This is the readme file for the Arabic part of the CONLL-X Shared Task.

Version: $Id: README,v 1.3 2006/01/09 00:19:19 yuval Exp $
Modified by Dan Zeman for the LDC edition on 2010/4/15.


1. Preamble

    1.1 Source

        Prague Arabic Dependency Treebank (PADT) 1.0

        For further details about the PADT consult the web site:
          http://ufal.mff.cuni.cz/padt/PADT_1.0/index.html
        and in particular the paper:
          Jan Hajič, Otakar Smrž, Petr Zemánek, Jan Šnaidauf, and Emanuel Beška. 2004.
          Prague Arabic Dependency Treebank: Development in Data and Tools.
          In Proceedings of the NEMLAR International Conference on Arabic Language
          Resources and Tools, pages 110-117, Cairo, Egypt, September 2004.
          http://ufal.mff.cuni.cz/padt/PADT_1.0/docs/papers/2004-nemlar-padt.pdf

    1.2 Copyright

        Portions 
        Copyright © 2002-2004 Trustees of the University of Pennsylvania, 
        Copyright © 2000 Agence France Presse, 
        Copyright © 2001 Al Hayat News Agency, 
        Copyright © 2002 Ummah Press Service, 
        Copyright © 2002 An Nahar News Agency, 
        Copyright © 2003 Xinhua News Agency, 
        Copyright © 2002-2004 Center for Computational Linguistics &
                      Institute of Formal and Applied Linguistics &
                      Institute of Comparative Linguistics, 
                      Charles University in Prague

    1.3 License

        See license.htm

2. Documentation

    2.1 Data format

        Data adheres to the following rules:

        * Data files contain one or more sentences separated by a
          blank line.

        * A sentence consists of one or tokens, each one starting on a
          new line.

        * A token consists of ten fields described in the list
          below. Fields are separated by one tab.

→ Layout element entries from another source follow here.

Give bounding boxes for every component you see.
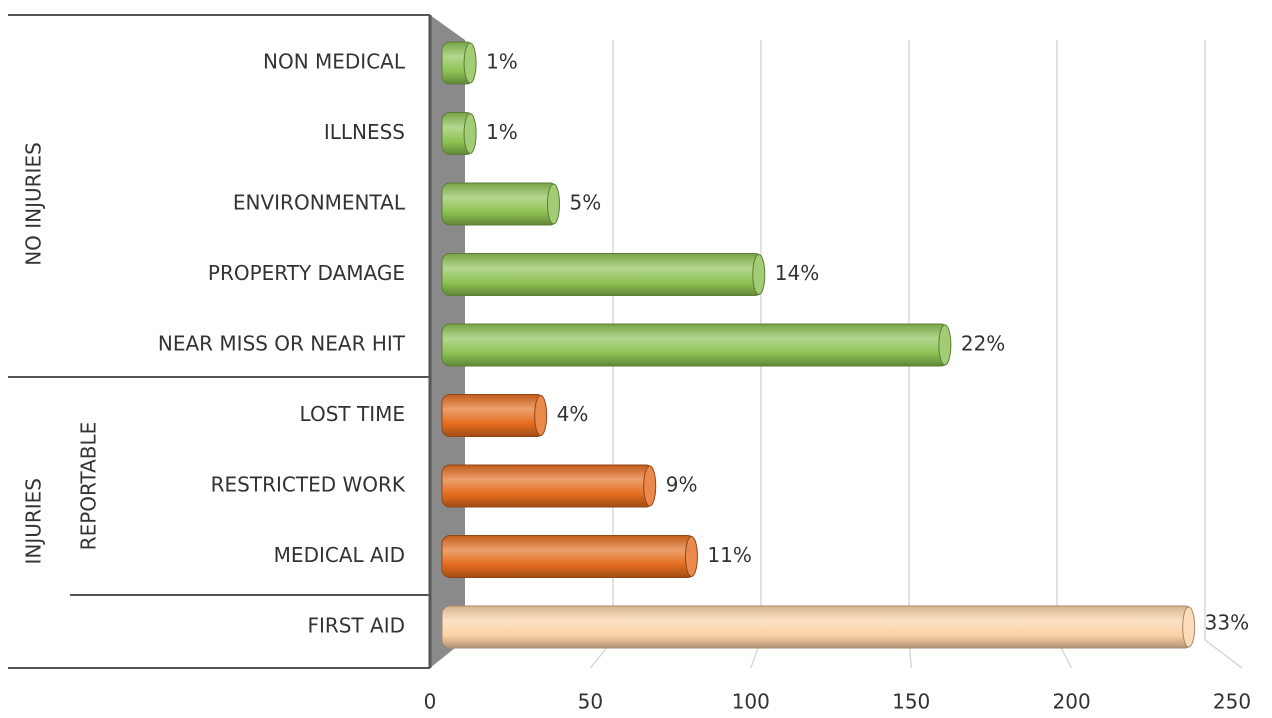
bar [441, 605, 1194, 649]
x-tick-label: 100 [732, 690, 770, 714]
data-label: 33% [1205, 611, 1249, 635]
floor-line [1204, 639, 1243, 669]
bar-cap [684, 536, 698, 577]
y-tick-label: FIRST AID [307, 614, 405, 638]
x-tick-label: 50 [578, 690, 603, 714]
bar-cap [463, 113, 477, 154]
group-label: REPORTABLE [77, 422, 101, 551]
y-tick-label: LOST TIME [300, 402, 405, 426]
x-tick-label: 0 [424, 690, 437, 714]
y-tick-label: NEAR MISS OR NEAR HIT [158, 332, 406, 356]
data-label: 11% [707, 543, 751, 567]
group-label: NO INJURIES [22, 142, 46, 266]
x-tick-label: 250 [1213, 690, 1251, 714]
bar-cap [643, 465, 657, 507]
bar-cap [752, 254, 766, 295]
bar-cap [938, 324, 952, 366]
data-label: 4% [557, 402, 589, 426]
x-tick-label: 200 [1053, 690, 1091, 714]
x-tick-label: 150 [892, 690, 930, 714]
y-tick-label: MEDICAL AID [274, 543, 405, 567]
y-tick-label: NON MEDICAL [263, 50, 406, 74]
bar [441, 464, 655, 508]
bar [441, 535, 696, 578]
bar-cap [546, 183, 560, 225]
data-label: 22% [961, 332, 1005, 356]
bar [441, 394, 546, 437]
bar-cap [1182, 606, 1196, 648]
bar [441, 182, 558, 226]
data-label: 5% [569, 191, 601, 215]
y-tick-label: RESTRICTED WORK [211, 473, 406, 497]
bar-cap [534, 395, 548, 436]
y-tick-label: ILLNESS [324, 120, 405, 144]
y-tick-label: PROPERTY DAMAGE [208, 261, 405, 285]
data-label: 9% [666, 473, 698, 497]
bar-cap [463, 42, 477, 84]
data-label: 1% [486, 50, 518, 74]
data-label: 1% [486, 120, 518, 144]
group-label: INJURIES [22, 478, 46, 565]
y-tick-label: ENVIRONMENTAL [233, 191, 406, 215]
data-label: 14% [775, 261, 819, 285]
bar [441, 323, 950, 367]
bar [441, 253, 764, 296]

        * All data files will contains these ten fields, although only
          the ID, FORM, CPOSTAG, POSTAG, HEAD and DEPREL columns are
          guaranteed to contain non-underscore values for all
          languages.

        * Data files are UTF-8 encoded (Unicode).

        Field 1: ID         

          Token counter, starting at 1 for each new sentence.

        Field 2: FORM

          Word form or punctuation mark. For the form to be useful for
          people who can as well as those who cannot read Arabic
          script, we have concatenated the form in Arabic script and
          its transliteration with an underscore in the middle.

        Field 3: LEMMA         

          The lemma of the FORM. Again we concatenated the Arabic
          script and the transliteration.

        Field 4: CPOSTAG 

          Coarse-grained part-of-speech tag. This is the first character of 
          the PADT 1.0 morphological tag (positional tag). See file morph.txt
          for a detailed mapping from the coarse and fine POS tags + features
          to Buckwalter annotation.


        Field 5: POSTAG         

          Fine-grained part-of-speech tag. The first and second
          character of the PADT 1.0 morphological tag (positional tag)
          if the second character is not '-'. Identical to CPOSTAG
          otherwise. See file morph.txt for a detailed mapping from the
          coarse and fine POS tags + features to Buckwalter annotation.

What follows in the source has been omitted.